Wednesday, July 17, 2013

Powdery Mildew Strikes

I noticed yesterday that my squash wasn't looking right, I played it off to the heat of the day and waited to see what it looked like this morning.  The leaves have been yellowing and spreading out a bit, my output has slowed way down too.  

I noticed this morning a dusty coating on a lot of leaves and some were splotchy with green and yellow.  Even some leaves have brown crispy edges and they are rolling up.

I realized immediately that powdery mildew is taking over within my squash plants.  I hurriedly and checked all my other plants and thankfully it's just this one area of my garden.  I can't say  I didn't half expect this because we have had so much rain.  I was just hoping they would be resistant to it but obviously my squash plants aren't resistant.

What is powdery mildew?
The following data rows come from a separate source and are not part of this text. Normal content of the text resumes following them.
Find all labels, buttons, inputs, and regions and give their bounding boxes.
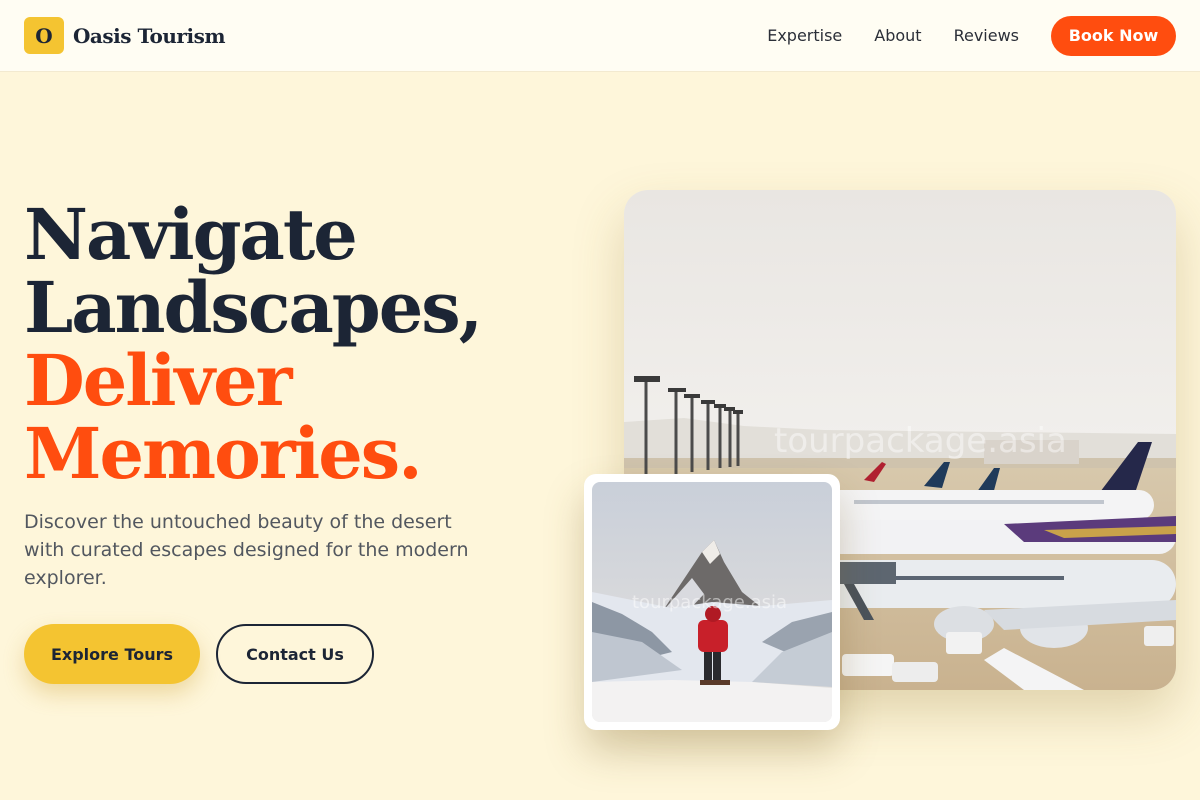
hero-title-line-4: Memories.	[24, 412, 423, 495]
site-header: O Oasis Tourism Expertise About Reviews …	[0, 0, 1200, 72]
book-now-button[interactable]: Book Now	[1051, 15, 1176, 56]
hero-title: Navigate Landscapes, Deliver Memories.	[24, 198, 584, 490]
hero-description: Discover the untouched beauty of the des…	[24, 511, 469, 589]
main-nav: Expertise About Reviews Book Now	[767, 15, 1176, 56]
explore-tours-button[interactable]: Explore Tours	[24, 624, 200, 684]
mountain-photo: tourpackage.asia	[592, 482, 832, 722]
brand[interactable]: O Oasis Tourism	[24, 17, 226, 54]
hero-title-line-2: Landscapes,	[24, 266, 483, 349]
nav-link-about[interactable]: About	[874, 26, 921, 45]
hero-title-line-1: Navigate	[24, 193, 358, 276]
main-watermark: tourpackage.asia	[774, 421, 1067, 461]
inset-watermark: tourpackage.asia	[632, 592, 787, 613]
nav-link-reviews[interactable]: Reviews	[954, 26, 1019, 45]
brand-name[interactable]: Oasis Tourism	[73, 24, 226, 48]
contact-us-button[interactable]: Contact Us	[216, 624, 374, 684]
inset-photo-card: tourpackage.asia	[584, 474, 840, 730]
brand-logo[interactable]: O	[24, 17, 64, 54]
nav-link-expertise[interactable]: Expertise	[767, 26, 842, 45]
hero-title-line-3: Deliver	[24, 339, 293, 422]
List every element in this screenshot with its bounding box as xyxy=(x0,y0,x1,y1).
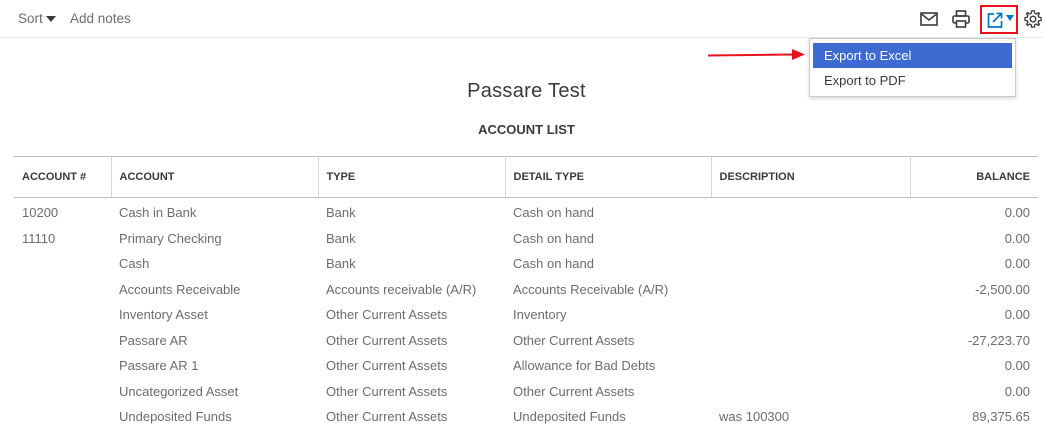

A fungi is what causes powdery mildew.  It is caused by many different species of fungi in the order Erysiphales.  The fungi is spread by the wind blowing the spores that land on plants and cause the white spots on the leaves.  This can live year round by landing on the soil and surviving the winter and once the beds are dug again the next season the spores are sent back into the air and the life cycle begins again. 

I can't tell you how devastated I felt when I saw the leaves on my plants.  I went inside and mixed up a great organic homemade fungicide and went out to spray the leaves.
After spraying all the leaves I will wait and see now what happens.  I have read that a 50/50 mix of milk and water is a good preventative and I may try that if I don't see any changes this week from my other spray. 

Here is the recipe for an organic homemade fungicide that I use.

1 teaspoon baking soda
1 liter water

I mix it up and put it in a clean spray bottle and spray my plants.

You can also use 3 ounces of minced garlic soaked in 2 tablespoons of mineral oil for 24 hours.  Strain out the garlic and mix with 1 teaspoon dish soap into 1 pint of water.  Pour into a spray bottle  for fungicide and pest control.  Garlic is a well known fungicide on it's own.  I will be mixing that up for later use, but I need a new clean spray bottle.  Don't reuse bottles because you don't know what sorts of residues are left in them. I'm out of clean bottles so I need to get out and buy a few to have on hand.  When I get them I will mix up the garlic spray to work on  all my plants.